Die Deutschland-Erhebung 2017 (DE2017) wurde im Winter 2017/2018 vom Leibniz-Institut für Deutsche Sprache (IDS) in Kooperation mit dem Deutschen Institut für Wirtschaftsforschung (DIW) im Rahmen der Innovationsstichprobe des Sozio-oekonomischen Panels (SOEP-IS) des DIW durchgeführt (Adler & Ribeiro Silveira, 2020; Richter & Schupp, 2012). Die Erhebung besteht aus zwei Teilen: einer direkten Befragung in einem Interview (N=4.380) sowie einer optionalen Zusatzbefragung mittels eines Online- Fragebogens (N=1.439). Sowohl die Gesamtstichprobe der DE2017 als auch die Teilstichprobe der Zusatzbefragung sind repräsentativ. Ziel dieser Datensammlung ist die Erhebung der Sprachen und Spracheinstellungen der Bevölkerung (erstere im Interview, letztere sowohl im Interview als auch in der Zusatzbefragung). Dazu wurden den befragten Personen insgesamt etwa 60 Fragen gestellt. Einige Ergebnisse der DE2017 wurden bereits beschrieben (z.B. Adler & Plewnia, 2020; Adler & Ribeiro Silveira, 2020, 2021).

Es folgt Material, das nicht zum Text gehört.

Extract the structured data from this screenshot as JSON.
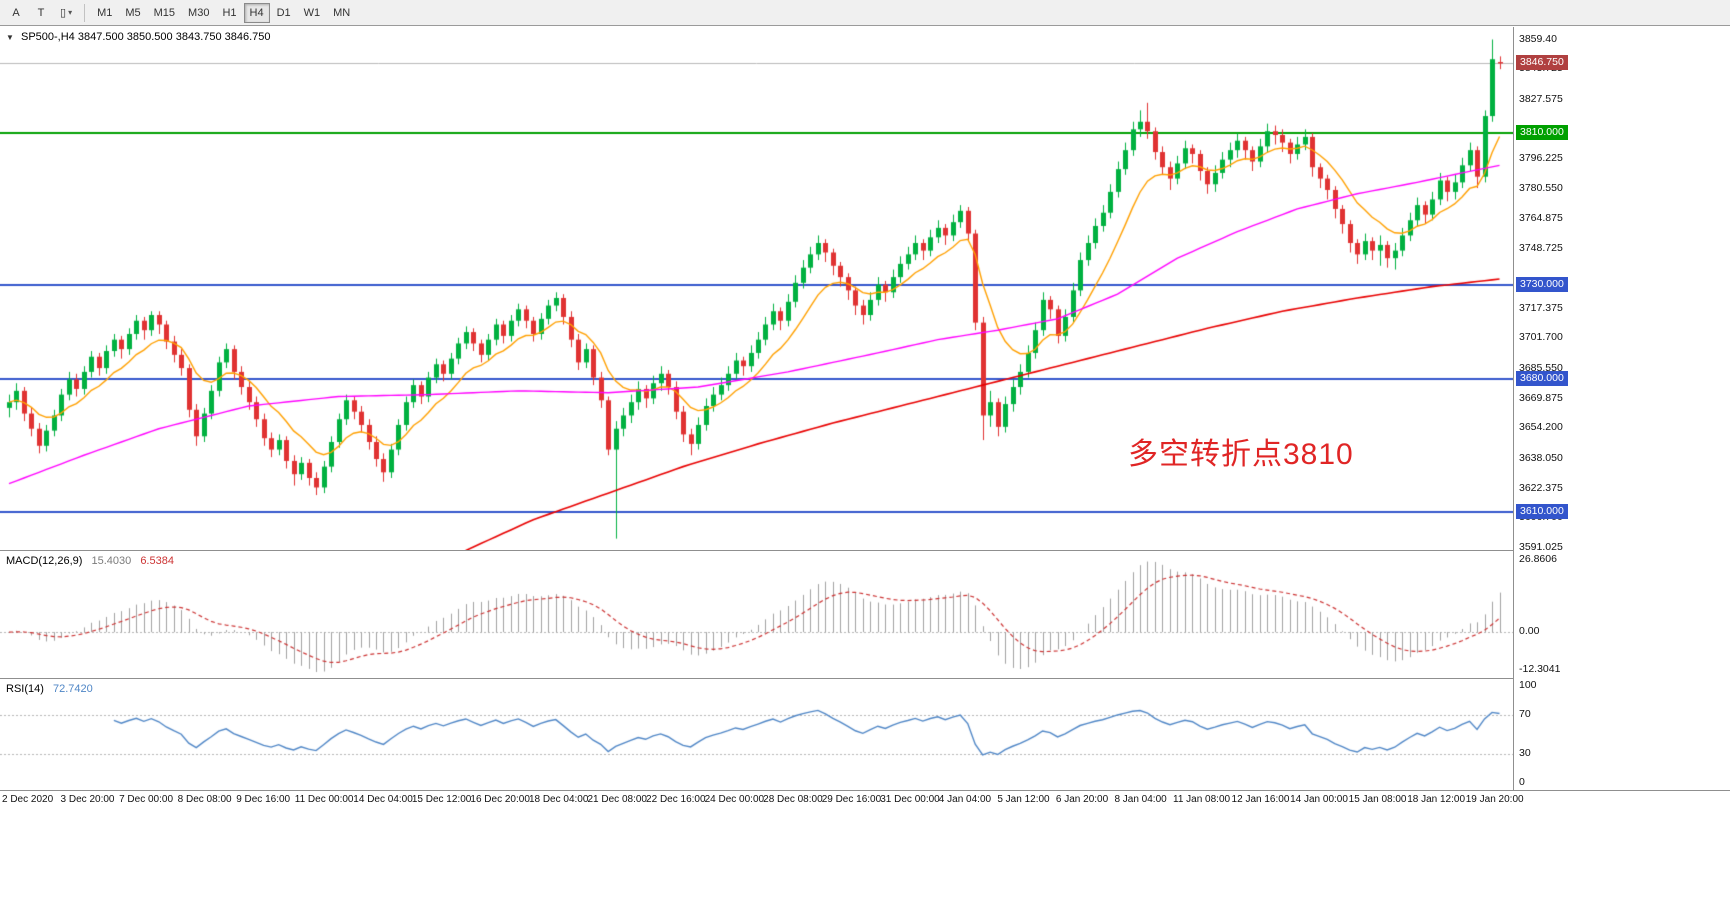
{
  "toolbar": {
    "left_buttons": [
      {
        "id": "symbols",
        "glyph": "A"
      },
      {
        "id": "text-tool",
        "glyph": "T"
      },
      {
        "id": "chart-type",
        "glyph": "▯",
        "caret": "▾"
      }
    ],
    "timeframes": [
      {
        "label": "M1",
        "active": false
      },
      {
        "label": "M5",
        "active": false
      },
      {
        "label": "M15",
        "active": false
      },
      {
        "label": "M30",
        "active": false
      },
      {
        "label": "H1",
        "active": false
      },
      {
        "label": "H4",
        "active": true
      },
      {
        "label": "D1",
        "active": false
      },
      {
        "label": "W1",
        "active": false
      },
      {
        "label": "MN",
        "active": false
      }
    ]
  },
  "chart": {
    "collapse_glyph": "▼",
    "title": "SP500-,H4  3847.500 3850.500 3843.750 3846.750",
    "annotation": {
      "text": "多空转折点3810",
      "color": "#e02525"
    },
    "current_price": {
      "label": "3846.750",
      "price": 3846.75,
      "box_color": "#b04040"
    },
    "hlines": [
      {
        "price": 3810,
        "label": "3810.000",
        "color": "#00a000"
      },
      {
        "price": 3730,
        "label": "3730.000",
        "color": "#3355cc"
      },
      {
        "price": 3680,
        "label": "3680.000",
        "color": "#3355cc"
      },
      {
        "price": 3610,
        "label": "3610.000",
        "color": "#3355cc"
      }
    ],
    "price_axis": {
      "min": 3590,
      "max": 3866,
      "grid_labels": [
        "3859.40",
        "3843.725",
        "3827.575",
        "3796.225",
        "3780.550",
        "3764.875",
        "3748.725",
        "3717.375",
        "3701.700",
        "3685.550",
        "3669.875",
        "3654.200",
        "3638.050",
        "3622.375",
        "3606.700",
        "3591.025"
      ]
    },
    "colors": {
      "up": "#00b140",
      "down": "#e03232",
      "ma_fast": "#ffa000",
      "ma_mid": "#ff00ff",
      "ma_slow": "#e80000",
      "bid_line": "#b8b8b8"
    }
  },
  "macd": {
    "label": "MACD(12,26,9)",
    "value1": "15.4030",
    "value2": "6.5384",
    "params": {
      "fast": 12,
      "slow": 26,
      "signal": 9
    },
    "axis": {
      "max": "26.8606",
      "zero": "0.00",
      "min": "-12.3041"
    },
    "colors": {
      "histogram": "#a0a0a0",
      "signal": "#cc3333",
      "zero_line": "#b4b4b4"
    }
  },
  "rsi": {
    "label": "RSI(14)",
    "value": "72.7420",
    "period": 14,
    "levels": [
      100,
      70,
      30,
      0
    ],
    "dotted_levels": [
      70,
      30
    ],
    "color": "#4f86c6"
  },
  "chart_data": {
    "type": "candlestick",
    "symbol": "SP500-",
    "timeframe": "H4",
    "ma_fast_period": 10,
    "ma_mid_anchors": [
      [
        0,
        3625
      ],
      [
        10,
        3640
      ],
      [
        20,
        3654
      ],
      [
        32,
        3666
      ],
      [
        44,
        3671
      ],
      [
        56,
        3672
      ],
      [
        68,
        3674
      ],
      [
        80,
        3673
      ],
      [
        92,
        3676
      ],
      [
        104,
        3684
      ],
      [
        116,
        3694
      ],
      [
        124,
        3701
      ],
      [
        132,
        3706
      ],
      [
        140,
        3712
      ],
      [
        148,
        3725
      ],
      [
        156,
        3744
      ],
      [
        164,
        3758
      ],
      [
        172,
        3770
      ],
      [
        180,
        3778
      ],
      [
        188,
        3784
      ],
      [
        194,
        3789
      ],
      [
        199,
        3793
      ]
    ],
    "ma_slow_anchors": [
      [
        50,
        3566
      ],
      [
        60,
        3588
      ],
      [
        70,
        3606
      ],
      [
        80,
        3620
      ],
      [
        90,
        3634
      ],
      [
        100,
        3646
      ],
      [
        110,
        3657
      ],
      [
        120,
        3667
      ],
      [
        130,
        3677
      ],
      [
        140,
        3687
      ],
      [
        150,
        3697
      ],
      [
        160,
        3707
      ],
      [
        170,
        3716
      ],
      [
        180,
        3723
      ],
      [
        190,
        3729
      ],
      [
        199,
        3733
      ]
    ],
    "x_labels": [
      "2 Dec 2020",
      "3 Dec 20:00",
      "7 Dec 00:00",
      "8 Dec 08:00",
      "9 Dec 16:00",
      "11 Dec 00:00",
      "14 Dec 04:00",
      "15 Dec 12:00",
      "16 Dec 20:00",
      "18 Dec 04:00",
      "21 Dec 08:00",
      "22 Dec 16:00",
      "24 Dec 00:00",
      "28 Dec 08:00",
      "29 Dec 16:00",
      "31 Dec 00:00",
      "4 Jan 04:00",
      "5 Jan 12:00",
      "6 Jan 20:00",
      "8 Jan 04:00",
      "11 Jan 08:00",
      "12 Jan 16:00",
      "14 Jan 00:00",
      "15 Jan 08:00",
      "18 Jan 12:00",
      "19 Jan 20:00"
    ],
    "ohlc": [
      [
        3665,
        3672,
        3660,
        3668
      ],
      [
        3668,
        3678,
        3664,
        3674
      ],
      [
        3674,
        3676,
        3658,
        3662
      ],
      [
        3662,
        3665,
        3650,
        3654
      ],
      [
        3654,
        3657,
        3641,
        3645
      ],
      [
        3645,
        3656,
        3642,
        3653
      ],
      [
        3653,
        3664,
        3650,
        3661
      ],
      [
        3661,
        3675,
        3658,
        3672
      ],
      [
        3672,
        3684,
        3669,
        3680
      ],
      [
        3680,
        3683,
        3671,
        3675
      ],
      [
        3675,
        3687,
        3672,
        3684
      ],
      [
        3684,
        3695,
        3681,
        3692
      ],
      [
        3692,
        3694,
        3682,
        3686
      ],
      [
        3686,
        3698,
        3683,
        3695
      ],
      [
        3695,
        3704,
        3692,
        3701
      ],
      [
        3701,
        3703,
        3691,
        3696
      ],
      [
        3696,
        3707,
        3693,
        3704
      ],
      [
        3704,
        3714,
        3701,
        3711
      ],
      [
        3711,
        3713,
        3701,
        3706
      ],
      [
        3706,
        3716,
        3703,
        3714
      ],
      [
        3714,
        3716,
        3704,
        3709
      ],
      [
        3709,
        3711,
        3696,
        3700
      ],
      [
        3700,
        3703,
        3689,
        3693
      ],
      [
        3693,
        3696,
        3682,
        3686
      ],
      [
        3686,
        3688,
        3660,
        3664
      ],
      [
        3664,
        3667,
        3645,
        3650
      ],
      [
        3650,
        3665,
        3647,
        3662
      ],
      [
        3662,
        3677,
        3659,
        3674
      ],
      [
        3674,
        3692,
        3671,
        3689
      ],
      [
        3689,
        3699,
        3686,
        3696
      ],
      [
        3696,
        3698,
        3680,
        3684
      ],
      [
        3684,
        3687,
        3672,
        3676
      ],
      [
        3676,
        3679,
        3664,
        3668
      ],
      [
        3668,
        3671,
        3655,
        3659
      ],
      [
        3659,
        3662,
        3645,
        3649
      ],
      [
        3649,
        3652,
        3639,
        3643
      ],
      [
        3643,
        3651,
        3640,
        3648
      ],
      [
        3648,
        3650,
        3633,
        3637
      ],
      [
        3637,
        3640,
        3624,
        3630
      ],
      [
        3630,
        3639,
        3627,
        3636
      ],
      [
        3636,
        3638,
        3624,
        3628
      ],
      [
        3628,
        3631,
        3619,
        3623
      ],
      [
        3623,
        3637,
        3620,
        3634
      ],
      [
        3634,
        3650,
        3631,
        3647
      ],
      [
        3647,
        3662,
        3644,
        3659
      ],
      [
        3659,
        3672,
        3656,
        3669
      ],
      [
        3669,
        3671,
        3659,
        3663
      ],
      [
        3663,
        3666,
        3652,
        3656
      ],
      [
        3656,
        3659,
        3643,
        3647
      ],
      [
        3647,
        3650,
        3634,
        3638
      ],
      [
        3638,
        3641,
        3626,
        3631
      ],
      [
        3631,
        3646,
        3628,
        3643
      ],
      [
        3643,
        3659,
        3640,
        3656
      ],
      [
        3656,
        3671,
        3653,
        3668
      ],
      [
        3668,
        3680,
        3665,
        3677
      ],
      [
        3677,
        3679,
        3667,
        3671
      ],
      [
        3671,
        3684,
        3668,
        3681
      ],
      [
        3681,
        3691,
        3678,
        3688
      ],
      [
        3688,
        3690,
        3679,
        3683
      ],
      [
        3683,
        3694,
        3680,
        3691
      ],
      [
        3691,
        3702,
        3688,
        3699
      ],
      [
        3699,
        3708,
        3696,
        3705
      ],
      [
        3705,
        3707,
        3695,
        3699
      ],
      [
        3699,
        3701,
        3689,
        3693
      ],
      [
        3693,
        3704,
        3690,
        3701
      ],
      [
        3701,
        3712,
        3698,
        3709
      ],
      [
        3709,
        3711,
        3699,
        3703
      ],
      [
        3703,
        3714,
        3700,
        3711
      ],
      [
        3711,
        3720,
        3708,
        3717
      ],
      [
        3717,
        3719,
        3707,
        3711
      ],
      [
        3711,
        3713,
        3700,
        3704
      ],
      [
        3704,
        3715,
        3701,
        3712
      ],
      [
        3712,
        3722,
        3709,
        3719
      ],
      [
        3719,
        3726,
        3716,
        3723
      ],
      [
        3723,
        3725,
        3709,
        3713
      ],
      [
        3713,
        3716,
        3697,
        3701
      ],
      [
        3701,
        3704,
        3685,
        3689
      ],
      [
        3689,
        3699,
        3686,
        3696
      ],
      [
        3696,
        3698,
        3677,
        3681
      ],
      [
        3681,
        3684,
        3665,
        3669
      ],
      [
        3669,
        3671,
        3640,
        3643
      ],
      [
        3643,
        3658,
        3596,
        3654
      ],
      [
        3654,
        3665,
        3650,
        3661
      ],
      [
        3661,
        3672,
        3657,
        3668
      ],
      [
        3668,
        3679,
        3664,
        3675
      ],
      [
        3675,
        3677,
        3665,
        3670
      ],
      [
        3670,
        3682,
        3667,
        3678
      ],
      [
        3678,
        3687,
        3674,
        3683
      ],
      [
        3683,
        3685,
        3672,
        3676
      ],
      [
        3676,
        3679,
        3659,
        3663
      ],
      [
        3663,
        3666,
        3647,
        3651
      ],
      [
        3651,
        3654,
        3640,
        3646
      ],
      [
        3646,
        3660,
        3643,
        3656
      ],
      [
        3656,
        3670,
        3653,
        3666
      ],
      [
        3666,
        3676,
        3663,
        3672
      ],
      [
        3672,
        3681,
        3669,
        3677
      ],
      [
        3677,
        3687,
        3674,
        3683
      ],
      [
        3683,
        3694,
        3680,
        3690
      ],
      [
        3690,
        3692,
        3682,
        3687
      ],
      [
        3687,
        3698,
        3684,
        3694
      ],
      [
        3694,
        3705,
        3691,
        3701
      ],
      [
        3701,
        3713,
        3698,
        3709
      ],
      [
        3709,
        3720,
        3706,
        3716
      ],
      [
        3716,
        3718,
        3706,
        3711
      ],
      [
        3711,
        3725,
        3708,
        3721
      ],
      [
        3721,
        3735,
        3718,
        3731
      ],
      [
        3731,
        3743,
        3728,
        3739
      ],
      [
        3739,
        3750,
        3736,
        3746
      ],
      [
        3746,
        3756,
        3743,
        3752
      ],
      [
        3752,
        3754,
        3742,
        3747
      ],
      [
        3747,
        3749,
        3735,
        3740
      ],
      [
        3740,
        3742,
        3729,
        3734
      ],
      [
        3734,
        3736,
        3722,
        3727
      ],
      [
        3727,
        3729,
        3714,
        3719
      ],
      [
        3719,
        3722,
        3709,
        3714
      ],
      [
        3714,
        3726,
        3711,
        3722
      ],
      [
        3722,
        3734,
        3719,
        3730
      ],
      [
        3730,
        3732,
        3721,
        3726
      ],
      [
        3726,
        3738,
        3723,
        3734
      ],
      [
        3734,
        3745,
        3731,
        3741
      ],
      [
        3741,
        3750,
        3738,
        3746
      ],
      [
        3746,
        3756,
        3743,
        3752
      ],
      [
        3752,
        3754,
        3743,
        3748
      ],
      [
        3748,
        3759,
        3745,
        3755
      ],
      [
        3755,
        3764,
        3752,
        3760
      ],
      [
        3760,
        3762,
        3751,
        3756
      ],
      [
        3756,
        3767,
        3753,
        3763
      ],
      [
        3763,
        3772,
        3760,
        3769
      ],
      [
        3769,
        3771,
        3753,
        3757
      ],
      [
        3757,
        3759,
        3706,
        3710
      ],
      [
        3710,
        3713,
        3648,
        3661
      ],
      [
        3661,
        3674,
        3655,
        3668
      ],
      [
        3668,
        3670,
        3650,
        3655
      ],
      [
        3655,
        3671,
        3652,
        3667
      ],
      [
        3667,
        3680,
        3663,
        3676
      ],
      [
        3676,
        3688,
        3672,
        3684
      ],
      [
        3684,
        3698,
        3681,
        3694
      ],
      [
        3694,
        3710,
        3691,
        3706
      ],
      [
        3706,
        3726,
        3703,
        3722
      ],
      [
        3722,
        3724,
        3712,
        3717
      ],
      [
        3717,
        3719,
        3699,
        3703
      ],
      [
        3703,
        3717,
        3700,
        3713
      ],
      [
        3713,
        3731,
        3710,
        3727
      ],
      [
        3727,
        3747,
        3724,
        3743
      ],
      [
        3743,
        3756,
        3740,
        3752
      ],
      [
        3752,
        3765,
        3749,
        3761
      ],
      [
        3761,
        3772,
        3758,
        3768
      ],
      [
        3768,
        3783,
        3765,
        3779
      ],
      [
        3779,
        3795,
        3776,
        3791
      ],
      [
        3791,
        3805,
        3788,
        3801
      ],
      [
        3801,
        3816,
        3798,
        3812
      ],
      [
        3812,
        3822,
        3808,
        3816
      ],
      [
        3816,
        3826,
        3807,
        3811
      ],
      [
        3811,
        3813,
        3796,
        3800
      ],
      [
        3800,
        3803,
        3788,
        3792
      ],
      [
        3792,
        3795,
        3780,
        3786
      ],
      [
        3786,
        3798,
        3783,
        3794
      ],
      [
        3794,
        3806,
        3791,
        3802
      ],
      [
        3802,
        3804,
        3794,
        3799
      ],
      [
        3799,
        3801,
        3785,
        3790
      ],
      [
        3790,
        3792,
        3778,
        3783
      ],
      [
        3783,
        3793,
        3779,
        3789
      ],
      [
        3789,
        3800,
        3786,
        3796
      ],
      [
        3796,
        3805,
        3792,
        3801
      ],
      [
        3801,
        3810,
        3797,
        3806
      ],
      [
        3806,
        3808,
        3796,
        3801
      ],
      [
        3801,
        3803,
        3790,
        3795
      ],
      [
        3795,
        3807,
        3792,
        3803
      ],
      [
        3803,
        3815,
        3800,
        3811
      ],
      [
        3811,
        3814,
        3804,
        3809
      ],
      [
        3809,
        3812,
        3800,
        3805
      ],
      [
        3805,
        3807,
        3794,
        3799
      ],
      [
        3799,
        3808,
        3796,
        3804
      ],
      [
        3804,
        3812,
        3801,
        3808
      ],
      [
        3808,
        3810,
        3787,
        3792
      ],
      [
        3792,
        3794,
        3781,
        3786
      ],
      [
        3786,
        3788,
        3775,
        3780
      ],
      [
        3780,
        3782,
        3765,
        3770
      ],
      [
        3770,
        3772,
        3757,
        3762
      ],
      [
        3762,
        3764,
        3747,
        3752
      ],
      [
        3752,
        3754,
        3741,
        3746
      ],
      [
        3746,
        3757,
        3743,
        3753
      ],
      [
        3753,
        3755,
        3743,
        3748
      ],
      [
        3748,
        3756,
        3740,
        3751
      ],
      [
        3751,
        3753,
        3739,
        3744
      ],
      [
        3744,
        3752,
        3738,
        3748
      ],
      [
        3748,
        3760,
        3745,
        3756
      ],
      [
        3756,
        3768,
        3753,
        3764
      ],
      [
        3764,
        3776,
        3761,
        3772
      ],
      [
        3772,
        3774,
        3762,
        3767
      ],
      [
        3767,
        3779,
        3764,
        3775
      ],
      [
        3775,
        3789,
        3772,
        3785
      ],
      [
        3785,
        3787,
        3774,
        3779
      ],
      [
        3779,
        3788,
        3775,
        3784
      ],
      [
        3784,
        3797,
        3781,
        3793
      ],
      [
        3793,
        3805,
        3790,
        3801
      ],
      [
        3801,
        3803,
        3781,
        3787
      ],
      [
        3787,
        3822,
        3784,
        3819
      ],
      [
        3819,
        3859.4,
        3816,
        3849
      ],
      [
        3847.5,
        3850.5,
        3843.75,
        3846.75
      ]
    ]
  }
}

1 Wenngleich eine gewisse Nähe zwischen Sprache und „Migrationshintergrund“ wohl angenommen werden kann, handelt es sich dabei keinesfalls um eine eindeutige Relation. Nichtsdestotrotz wird etwa in der Schulstatistik einiger Bundesländer Sprache wiederum als Proxy (Stellvertretervariable) zur Bestimmung des Migrationshintergrunds eingesetzt. Das ist per se schon überaus fragwürdig, noch gravierender wird es durch das sehr schlechte Design der Sprachvariable (z.B. Kemper, 2017).
2 Allgemein werden Einstellungen beschrieben als „a psychological tendency that is expressed by evaluating a particular entity with some degree of favour or disfavour“ (Eagly & Chaiken, 1993, S. 1) und Spracheinstellungen etwa als „predispositions to respond to (speakers of) specific language/speech styles and language situations with a certain type of (language) behavior“ (Vandermeeren, 2005, S. 1319).